The other difficulty is exiting before the bond matures. What if you need the money now? Technically, you can sell the bond in the secondary market or via stock exchanges just like you sell shares. However, there is very little demand for these bonds and there may be no buyers when you plan to sell. Zerodha has said it will act as the market maker and buy bonds which investors want to sell in the secondary market. “To begin with, we are providing investors a way out before maturity if they need to sell. It is important to do this as right now it’s a nascent market and to build it up we will need to be market makers till substantial retail volume picks up,” said Nithin Kamath, CEO, Zerodha, while speaking with Mint a few days after they began offering this facility online.
Then, you can’t pledge G-secs for taking a loan. “Along with lack of liquidity in the secondary market (and hence no easy premature exit), there is no provision for pledging or taking a loan against these securities,” said Relli.
Should you invest?
While these hiccups may cause discomfort, G-secs are ideal for long-term allocation. “For the average retail or even HNI investor, these bonds make for a good long-term investment; fixed deposits cater to 3-5 years tenure but for anything more than that the choice is limited and long-term G-secs (available up to 40 years maturity) could fill that gap. We have suggested to exchanges the possibility of having separate tranches launched specifically for retail investors and provide effective secondary market for these instruments,” said Relli.
The bonds are issued by the government, making them the safest investment if you are concerned about losing your money. Current returns are also better than fixed deposits (see graph). If you are comfortable investing in National Savings Certificates (NSC) or Public Provident Fund (PPF), then investing in G-secs should not be a concern. “G-sec yields are now better than what FDs are offering and for retail investors looking for safety, government issued bonds are the most secure.

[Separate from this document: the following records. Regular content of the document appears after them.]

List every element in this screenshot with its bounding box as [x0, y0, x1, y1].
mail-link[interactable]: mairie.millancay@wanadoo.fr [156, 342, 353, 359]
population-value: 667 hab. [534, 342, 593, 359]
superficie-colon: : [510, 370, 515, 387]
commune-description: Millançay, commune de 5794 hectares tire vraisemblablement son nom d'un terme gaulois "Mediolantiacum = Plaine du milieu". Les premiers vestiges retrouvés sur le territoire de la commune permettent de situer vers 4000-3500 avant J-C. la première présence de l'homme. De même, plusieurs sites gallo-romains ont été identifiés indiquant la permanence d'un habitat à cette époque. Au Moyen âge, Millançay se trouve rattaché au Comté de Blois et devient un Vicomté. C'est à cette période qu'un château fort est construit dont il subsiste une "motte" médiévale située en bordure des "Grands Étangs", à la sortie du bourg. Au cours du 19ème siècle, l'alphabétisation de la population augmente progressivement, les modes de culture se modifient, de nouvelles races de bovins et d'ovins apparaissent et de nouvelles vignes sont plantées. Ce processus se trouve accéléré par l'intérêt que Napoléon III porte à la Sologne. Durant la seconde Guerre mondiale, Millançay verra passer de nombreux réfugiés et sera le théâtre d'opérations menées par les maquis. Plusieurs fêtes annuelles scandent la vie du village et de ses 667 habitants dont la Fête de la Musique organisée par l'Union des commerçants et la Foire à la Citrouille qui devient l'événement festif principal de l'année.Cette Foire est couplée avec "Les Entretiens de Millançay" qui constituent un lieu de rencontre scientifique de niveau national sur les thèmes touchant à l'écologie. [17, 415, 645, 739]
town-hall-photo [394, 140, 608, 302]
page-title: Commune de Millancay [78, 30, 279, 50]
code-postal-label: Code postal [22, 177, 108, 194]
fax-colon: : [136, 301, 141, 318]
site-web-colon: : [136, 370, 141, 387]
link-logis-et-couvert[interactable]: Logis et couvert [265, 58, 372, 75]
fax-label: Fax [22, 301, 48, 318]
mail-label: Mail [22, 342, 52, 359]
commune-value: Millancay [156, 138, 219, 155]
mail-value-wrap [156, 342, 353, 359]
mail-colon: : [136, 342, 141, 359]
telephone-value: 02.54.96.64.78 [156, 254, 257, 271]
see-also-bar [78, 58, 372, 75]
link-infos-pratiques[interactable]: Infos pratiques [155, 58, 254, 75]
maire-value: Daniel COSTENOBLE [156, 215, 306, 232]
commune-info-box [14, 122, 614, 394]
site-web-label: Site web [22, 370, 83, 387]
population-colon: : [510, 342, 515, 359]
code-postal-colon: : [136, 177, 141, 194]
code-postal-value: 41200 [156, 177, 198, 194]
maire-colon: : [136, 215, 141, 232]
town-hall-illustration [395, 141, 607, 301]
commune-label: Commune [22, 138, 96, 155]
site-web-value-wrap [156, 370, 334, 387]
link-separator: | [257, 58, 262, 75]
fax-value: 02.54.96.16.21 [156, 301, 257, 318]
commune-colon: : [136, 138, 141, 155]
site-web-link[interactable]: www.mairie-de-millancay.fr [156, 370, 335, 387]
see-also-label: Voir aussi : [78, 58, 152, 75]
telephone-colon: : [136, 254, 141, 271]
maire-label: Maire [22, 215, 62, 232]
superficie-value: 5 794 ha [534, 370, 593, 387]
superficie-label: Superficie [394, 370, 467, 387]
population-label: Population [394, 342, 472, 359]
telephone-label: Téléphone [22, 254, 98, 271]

We are also incentivising brokers to popularise this form of debt investment among retail investors,” said K. Hari, chief business officer, NSE.
Short-term rates for G-secs can fluctuate, but the benefit may be more visible when you consider locking into long-term, 10- 30-year G-secs.
Another benefit of investing in G-secs is they offer various investing tenures. You can invest for your short-term, 3-6-month requirement in 91-day or 181-day treasury bills or you can choose the 10-year G-sec for your long-term debt allocation.
Lastly, it’s a low-cost affair. Zerodha charges ₹6 per ₹10,000 trade and NSE doesn’t charge anything. You will have to, however, pay for the demat charges.
On both Zerodha and NSE platforms, the registration process is simple and can be done online if you have a demat account. Once bought, the bonds will be stored in your demat account. For the NSE goBID platform, you must choose your broker with whom you are registered to facilitate this transaction. Your personal details and PAN number will also be required.
The mutual fund route: You can also use G-sec funds, known as gilt funds. There are long- and short-term gilt funds and those which invest in 10-year G-secs only. While investing through the MF route gives you better liquidity if you are unsure about the tenure, the fund can invest in a collection of G-secs with varying maturities. For example, a long-term G-sec will be able to invest in 10-year and 30-year G-secs. Since MFs have to declare the price or NAV every day, you may find a lot of fluctuation in daily value. While this may not impact your long-term return, it can make you anxious in the interim. Cost-wise too the direct option works better.
While your medium-term—5-8 years—debt allocation may be better served by other small savings schemes, G-secs are a god option for long-term allocation of 10 years and more. Whether you pick a fund or choose to go direct, investing in G-secs for your debt allocation is now an option that you can consider seriously.